In the study paper, the research team talk about how they inserted 10 electrodes into the brain of their 36-year old female participant, who also happened to be their very first enrolled patient in the trial. Then over the next 10 days, they mapped the effects of mild electrical stimulation over the various brain regions where previous studies proposed moods were possibly affected.

After an assessment by psychiatrists and a set of standard questionnaires, the research team also found that 90-second stimulation of three specific sites quickly and dependably produce three distinct and positive emotional states.

Meanwhile, researchers also managed to stimulate a region that involved processing reward, which is known the ventral capsule or ventral striatum. When this happened, the patient shared that they felt “tingles of pleasure.”

Then, when they stimulated the subgenual cingulate, which aids in regulating one’s mood, the patient claimed that she felt a “neutral alertness […] less cotton and cobwebs.”

By stimulating each of the three sites one after another between 3 to 10 minutes, it improved the patient’s symptoms in a variety of ways, depending on what her emotional state was at the time of treatment. For instance, when she was anxious, by stimulating the orbitofrontal cortex, it had a calming effect. But, if the participant was feeling apathetic, stimulating the same brain site made her mood worse or made her feel sleepy. In contrast to this, when stimulating the two other areas heightened her energy levels and arousal.

 

Glee and Happiness

The 36-year old patient remembers the transformation that happened during her first exploratory phase of her DBS treatment.
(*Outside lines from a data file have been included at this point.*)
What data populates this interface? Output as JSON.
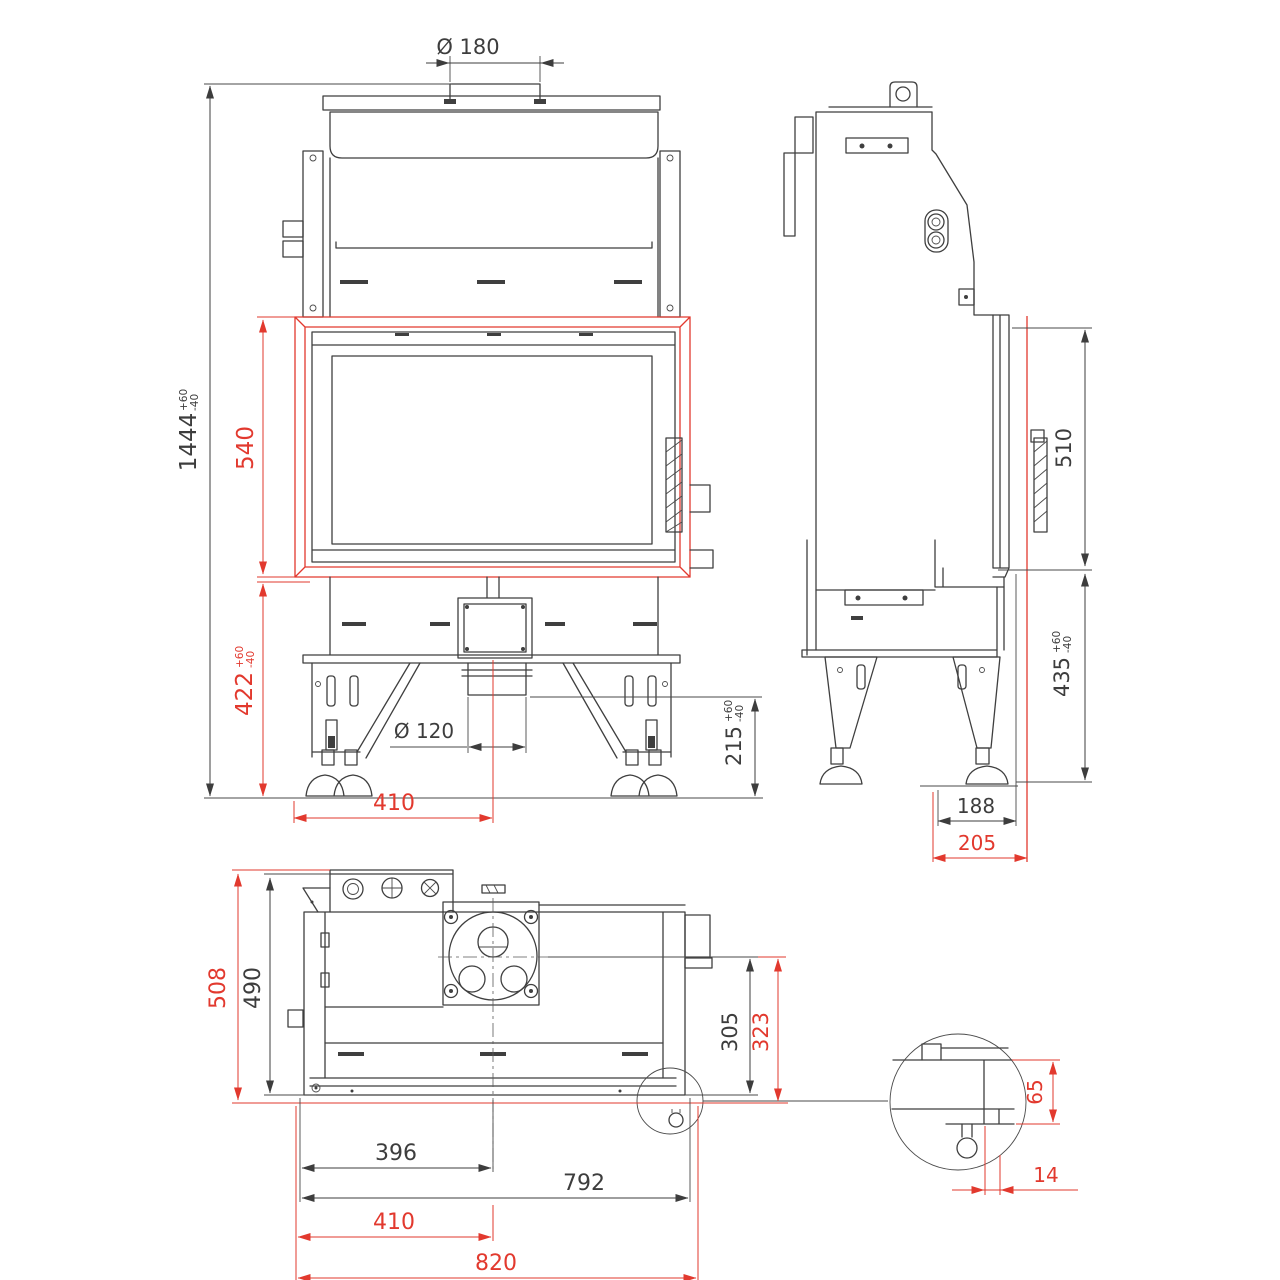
{
  "drawing": {
    "background_color": "#ffffff",
    "line_color": "#3f3f3f",
    "dimension_color": "#3d3d3d",
    "highlight_color": "#e2392e"
  },
  "dimensions": {
    "overall_height": {
      "value": "1444",
      "tol_plus": "+60",
      "tol_minus": "-40"
    },
    "flue_diameter": {
      "value": "Ø 180"
    },
    "door_height": {
      "value": "540"
    },
    "plinth_height": {
      "value": "422",
      "tol_plus": "+60",
      "tol_minus": "-40"
    },
    "inlet_diameter": {
      "value": "Ø 120"
    },
    "inlet_height": {
      "value": "215",
      "tol_plus": "+60",
      "tol_minus": "-40"
    },
    "inlet_axis_offset": {
      "value": "410"
    },
    "side_glass_height": {
      "value": "510"
    },
    "side_plinth_height": {
      "value": "435",
      "tol_plus": "+60",
      "tol_minus": "-40"
    },
    "side_base_depth": {
      "value": "188"
    },
    "side_overall_depth": {
      "value": "205"
    },
    "plan_overall_depth": {
      "value": "508"
    },
    "plan_body_depth": {
      "value": "490"
    },
    "plan_axis_to_front": {
      "value": "305"
    },
    "plan_axis_to_front_outer": {
      "value": "323"
    },
    "plan_half_width": {
      "value": "396"
    },
    "plan_body_width": {
      "value": "792"
    },
    "plan_axis_offset": {
      "value": "410"
    },
    "plan_overall_width": {
      "value": "820"
    },
    "detail_height": {
      "value": "65"
    },
    "detail_offset": {
      "value": "14"
    }
  }
}
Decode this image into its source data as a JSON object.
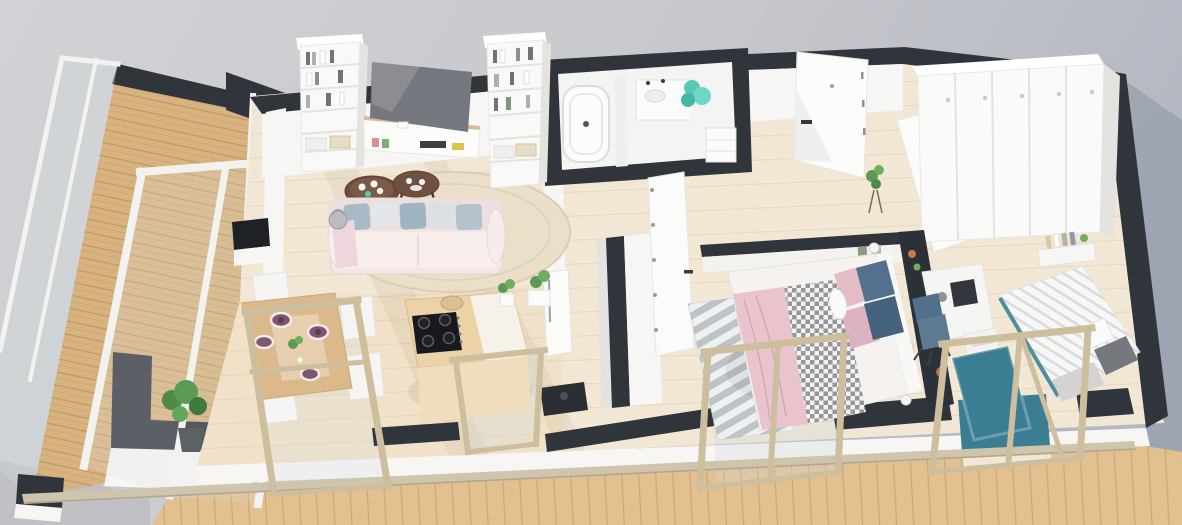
{
  "meta": {
    "title": "Apartment 3D floor plan render",
    "description": "High-angle 3D render of a scandinavian-style apartment floor plan with white walls, dark wall caps, light wood floors, a wrap-around balcony with glass railing, living room, dining area, kitchen island, bathroom, hallway, wardrobe corner, bedroom and kids room"
  },
  "scene": {
    "type": "3d-floorplan-render",
    "style": "scandinavian apartment, white walls, light wood floors, dark grey wall tops",
    "camera": "high-angle isometric, slightly rotated clockwise",
    "rooms": [
      {
        "id": "balcony",
        "label": "Balcony / terrace",
        "features": [
          "wood plank decking",
          "glass railing",
          "dark parapet caps",
          "green potted plant",
          "leaning white door frames"
        ]
      },
      {
        "id": "living-room",
        "label": "Living room",
        "features": [
          "two tall white bookcases with books and baskets",
          "flat-screen TV on white media bench",
          "round beige rug",
          "two round dark-wood coffee tables with cups",
          "light pink sofa with blue-grey cushions",
          "grey basket",
          "black window-side console"
        ]
      },
      {
        "id": "dining-area",
        "label": "Dining area",
        "features": [
          "light wood dining table set for four",
          "plum-coloured plates",
          "white chairs",
          "green potted plant"
        ]
      },
      {
        "id": "kitchen",
        "label": "Kitchen",
        "features": [
          "wood island counter",
          "black gas cooktop with four burners",
          "wicker basket",
          "potted plant",
          "white fridge column",
          "dark floor appliance"
        ]
      },
      {
        "id": "bathroom",
        "label": "Bathroom",
        "features": [
          "white bathtub",
          "vanity with sink",
          "teal plant",
          "open shelf",
          "dark-capped enclosure walls"
        ]
      },
      {
        "id": "hallway",
        "label": "Hallway",
        "features": [
          "open white interior door with hinges",
          "white entrance door with black handle",
          "small plant on stand"
        ]
      },
      {
        "id": "wardrobe-corner",
        "label": "Wardrobe corner",
        "features": [
          "five-door white wardrobe with round knobs",
          "open white door"
        ]
      },
      {
        "id": "bedroom",
        "label": "Bedroom",
        "features": [
          "double bed with pink and checked blankets",
          "blue and pink cushions",
          "white lumbar roll",
          "dark accent wall with decor shelf",
          "grey striped rug",
          "two bedside lamps",
          "two small wall pictures"
        ]
      },
      {
        "id": "kids-room",
        "label": "Kids room / study",
        "features": [
          "white desk with dark monitor and grey lamp",
          "blue desk chair",
          "white drawer unit",
          "single bed with striped white duvet",
          "dark grey pillow",
          "teal rug",
          "wall shelf with books"
        ]
      }
    ],
    "windows": [
      "dining floor-to-ceiling window",
      "kitchen window",
      "bedroom double window",
      "kids-room glass door"
    ],
    "exterior": [
      "wood terrace strip along bottom",
      "beige hand rail",
      "grey ground with cast shadow at right"
    ]
  },
  "colors": {
    "bgLeft": "#d0d0d4",
    "bgRight": "#b7bbc5",
    "wallTop": "#30353c",
    "wallWhite": "#f7f6f4",
    "wallShade": "#e4e3e0",
    "floor": "#f2e7d4",
    "deck": "#d9b37f",
    "terrace": "#e2c090",
    "railTan": "#cfc4ac",
    "frameTan": "#cdbf9e",
    "accentDark": "#2c3137",
    "sofa": "#f3e6e5",
    "rugRound": "#ebdfc9",
    "tableWood": "#dcb98b",
    "coffeeDark": "#6b4d3c",
    "platePurple": "#7f5574",
    "cooktop": "#17191d",
    "teal": "#58c9b4",
    "tealRug": "#3b7e93",
    "bedPink": "#e9c4cd",
    "pillowBlue": "#53718c",
    "pillowPink": "#e3bcc6",
    "chairBlue": "#5e7a92",
    "plantGreen": "#5a9a55",
    "tvGray": "#75787f"
  }
}
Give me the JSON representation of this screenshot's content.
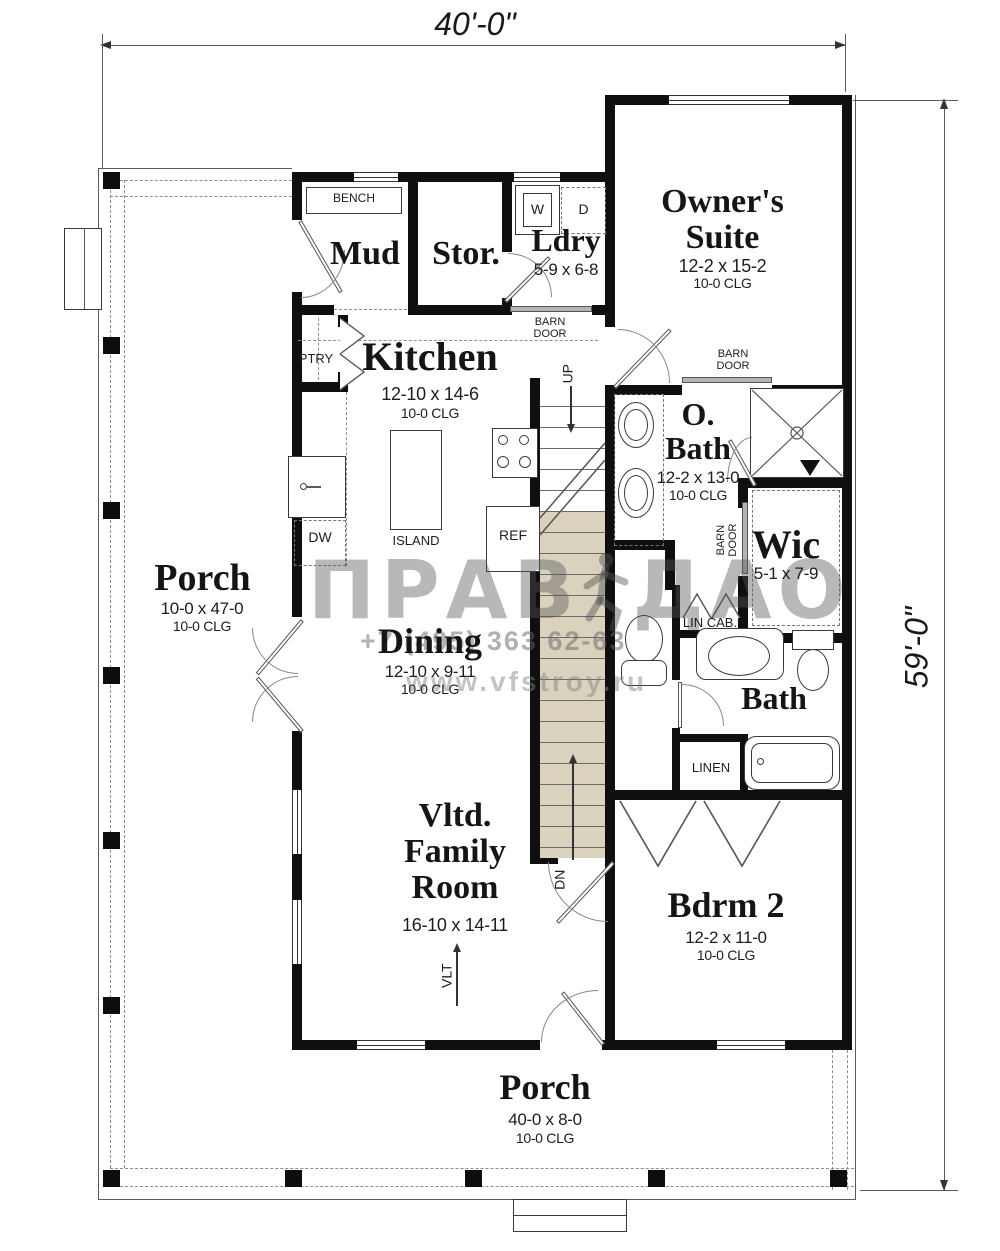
{
  "dimensions": {
    "width": "40'-0\"",
    "height": "59'-0\""
  },
  "rooms": {
    "owners": {
      "line1": "Owner's",
      "line2": "Suite",
      "size": "12-2 x 15-2",
      "clg": "10-0 CLG"
    },
    "mud": {
      "name": "Mud"
    },
    "stor": {
      "name": "Stor."
    },
    "ldry": {
      "name": "Ldry",
      "size": "5-9 x 6-8"
    },
    "kitchen": {
      "name": "Kitchen",
      "size": "12-10 x 14-6",
      "clg": "10-0 CLG"
    },
    "obath": {
      "line1": "O.",
      "line2": "Bath",
      "size": "12-2 x 13-0",
      "clg": "10-0 CLG"
    },
    "wic": {
      "name": "Wic",
      "size": "5-1 x 7-9"
    },
    "porch_left": {
      "name": "Porch",
      "size": "10-0 x 47-0",
      "clg": "10-0 CLG"
    },
    "dining": {
      "name": "Dining",
      "size": "12-10 x 9-11",
      "clg": "10-0 CLG"
    },
    "bath": {
      "name": "Bath"
    },
    "family": {
      "line1": "Vltd.",
      "line2": "Family",
      "line3": "Room",
      "size": "16-10 x 14-11"
    },
    "bdrm2": {
      "name": "Bdrm 2",
      "size": "12-2 x 11-0",
      "clg": "10-0 CLG"
    },
    "porch_bottom": {
      "name": "Porch",
      "size": "40-0 x 8-0",
      "clg": "10-0 CLG"
    }
  },
  "labels": {
    "bench": "BENCH",
    "washer": "W",
    "dryer": "D",
    "barn": "BARN",
    "door": "DOOR",
    "ptry": "PTRY",
    "dw": "DW",
    "island": "ISLAND",
    "ref": "REF",
    "up": "UP",
    "dn": "DN",
    "lin_cab": "LIN CAB.",
    "linen": "LINEN",
    "vlt": "VLT"
  },
  "watermark": {
    "brand1": "ПРАВ",
    "brand2": "ДАО",
    "phone": "+7 (495) 363 62-63",
    "site": "www.vfstroy.ru"
  },
  "colors": {
    "wall": "#0f0f0f",
    "stair_fill": "#dbd2bd",
    "watermark_gray": "#8a8a8a"
  }
}
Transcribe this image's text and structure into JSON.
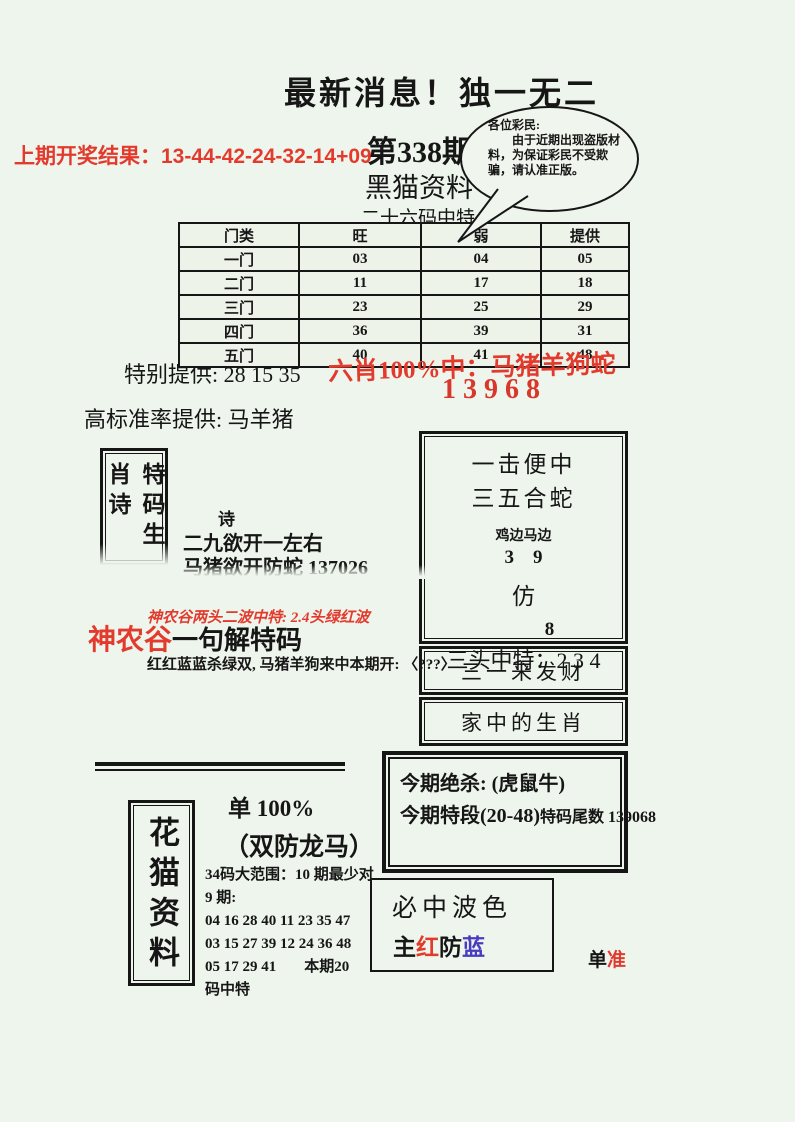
{
  "header": {
    "title": "最新消息！独一无二",
    "prev_result": "上期开奖结果：13-44-42-24-32-14+09",
    "issue": "第338期",
    "brand": "黑猫资料",
    "subtitle": "二十六码中特",
    "bubble": {
      "salutation": "各位彩民:",
      "body": "由于近期出现盗版材料，为保证彩民不受欺骗，请认准正版。"
    }
  },
  "table": {
    "headers": [
      "门类",
      "旺",
      "弱",
      "提供"
    ],
    "rows": [
      [
        "一门",
        "03",
        "04",
        "05"
      ],
      [
        "二门",
        "11",
        "17",
        "18"
      ],
      [
        "三门",
        "23",
        "25",
        "29"
      ],
      [
        "四门",
        "36",
        "39",
        "31"
      ],
      [
        "五门",
        "40",
        "41",
        "48"
      ]
    ]
  },
  "offers": {
    "special": "特别提供: 28 15 35",
    "six_xiao_line": "六肖100%中：马猪羊狗蛇",
    "six_xiao_number": "13968",
    "high_standard": "高标准率提供: 马羊猪"
  },
  "poem": {
    "vertical_title": "特码生肖诗",
    "heading": "诗",
    "line1": "二九欲开一左右",
    "line2": "马猪欲开防蛇 137026"
  },
  "shennong": {
    "red_line": "神农谷两头二波中特: 2.4头绿红波",
    "brand": "神农谷",
    "title": "一句解特码",
    "body": "红红蓝蓝杀绿双, 马猪羊狗来中本期开: 〈???〉"
  },
  "strike_box": {
    "line1": "一击便中",
    "line2": "三五合蛇",
    "line3": "鸡边马边",
    "numbers1": "3    9",
    "line4": "仿",
    "number2": "8",
    "line5": "三头中特：2 3 4"
  },
  "banners": {
    "fortune": "三一来发财",
    "zodiac": "家中的生肖"
  },
  "kill_box": {
    "line1": "今期绝杀: (虎鼠牛)",
    "line2_main": "今期特段(20-48)",
    "line2_tail": "特码尾数 139068"
  },
  "huamao": {
    "vertical_title": "花猫资料",
    "dan_line": "单 100%",
    "shuangfang": "（双防龙马）",
    "range_line1": "34码大范围：10 期最少对",
    "range_line2": "9 期:",
    "numbers1": "04 16 28 40 11 23 35 47",
    "numbers2": "03 15 27 39 12 24 36 48",
    "numbers3": "05 17 29 41",
    "benqi": "本期20",
    "benqi_tail": "码中特"
  },
  "bose_box": {
    "title": "必中波色",
    "main_label": "主",
    "main_color": "红",
    "guard_label": "防",
    "guard_color": "蓝"
  },
  "footer_mark": {
    "black": "单",
    "red": "准"
  },
  "colors": {
    "red": "#e23b2e",
    "blue": "#4a3cc0",
    "background": "#eef5ec"
  }
}
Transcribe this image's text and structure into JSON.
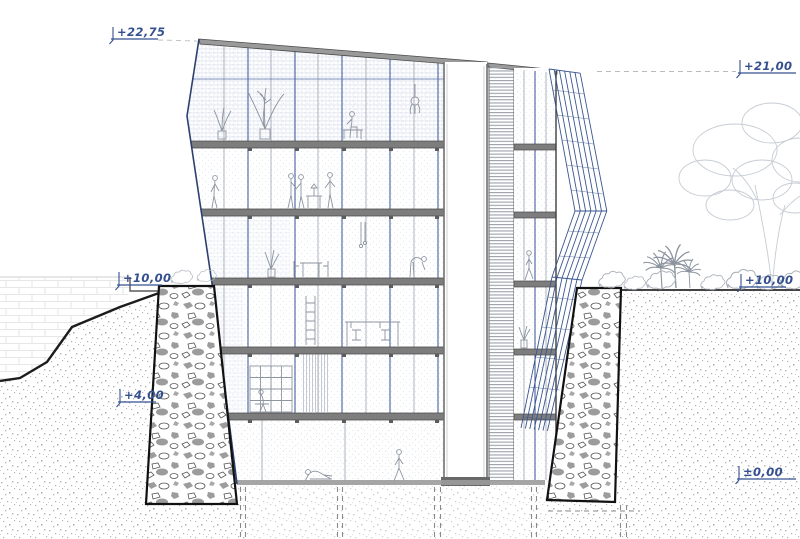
{
  "drawing": {
    "name": "building cross-section",
    "kind": "architectural section through hillside building with central core, gabion retaining walls and louvered facade screen"
  },
  "colors": {
    "annotation_blue": "#35508f",
    "screen_blue": "#3a568f",
    "facade_edge_blue": "#2e4070",
    "slab_gray": "#7d7d7d",
    "outline_dark": "#3c3c3c",
    "earth_stipple_gray": "#a6a6a6",
    "vegetation_gray": "#c6ccd4"
  },
  "elevation_labels": [
    {
      "id": "top-left",
      "text": "+22,75"
    },
    {
      "id": "top-right",
      "text": "+21,00"
    },
    {
      "id": "street-left",
      "text": "+10,00"
    },
    {
      "id": "street-right",
      "text": "+10,00"
    },
    {
      "id": "mid-left",
      "text": "+4,00"
    },
    {
      "id": "base-right",
      "text": "±0,00"
    }
  ]
}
“I’ve tried literally everything, and for the first few days, I was a little worried that this wasn’t going to work […] But then when they found the right spot, it was like the Pillsbury Doughboy when he gets poked in the tummy and has that involuntary giggle. I hadn’t really laughed at anything for maybe 5 years, but I suddenly felt a genuine sense of glee and happiness, and the world went from shades of dark gray to just – grinning.”

The patient’s symptoms improved considerably during the course of the 10-day study. The research team then implanted a long-term neuromodulation device that could stimulate her brain at the right time and at the right place, depending on the mood she was in.

According to the PRESIDIO trial, the researchers reprogrammed the device to perceive what the brain signature is in a depressed mood. It then uses mild to undetectable stimulation to the formerly identified brain areas in order to counter effect the mood changes.

Since the device was activated in August of 2020, the patient shared that she has been almost completely depression symptom-free since.

In order to assess whether the improvements on the patient are because of a placebo effect, the next phase of the trial which will be across one year, the research team will include two six-week periods when they will switch off the device and the patient won’t know when it will be on or off.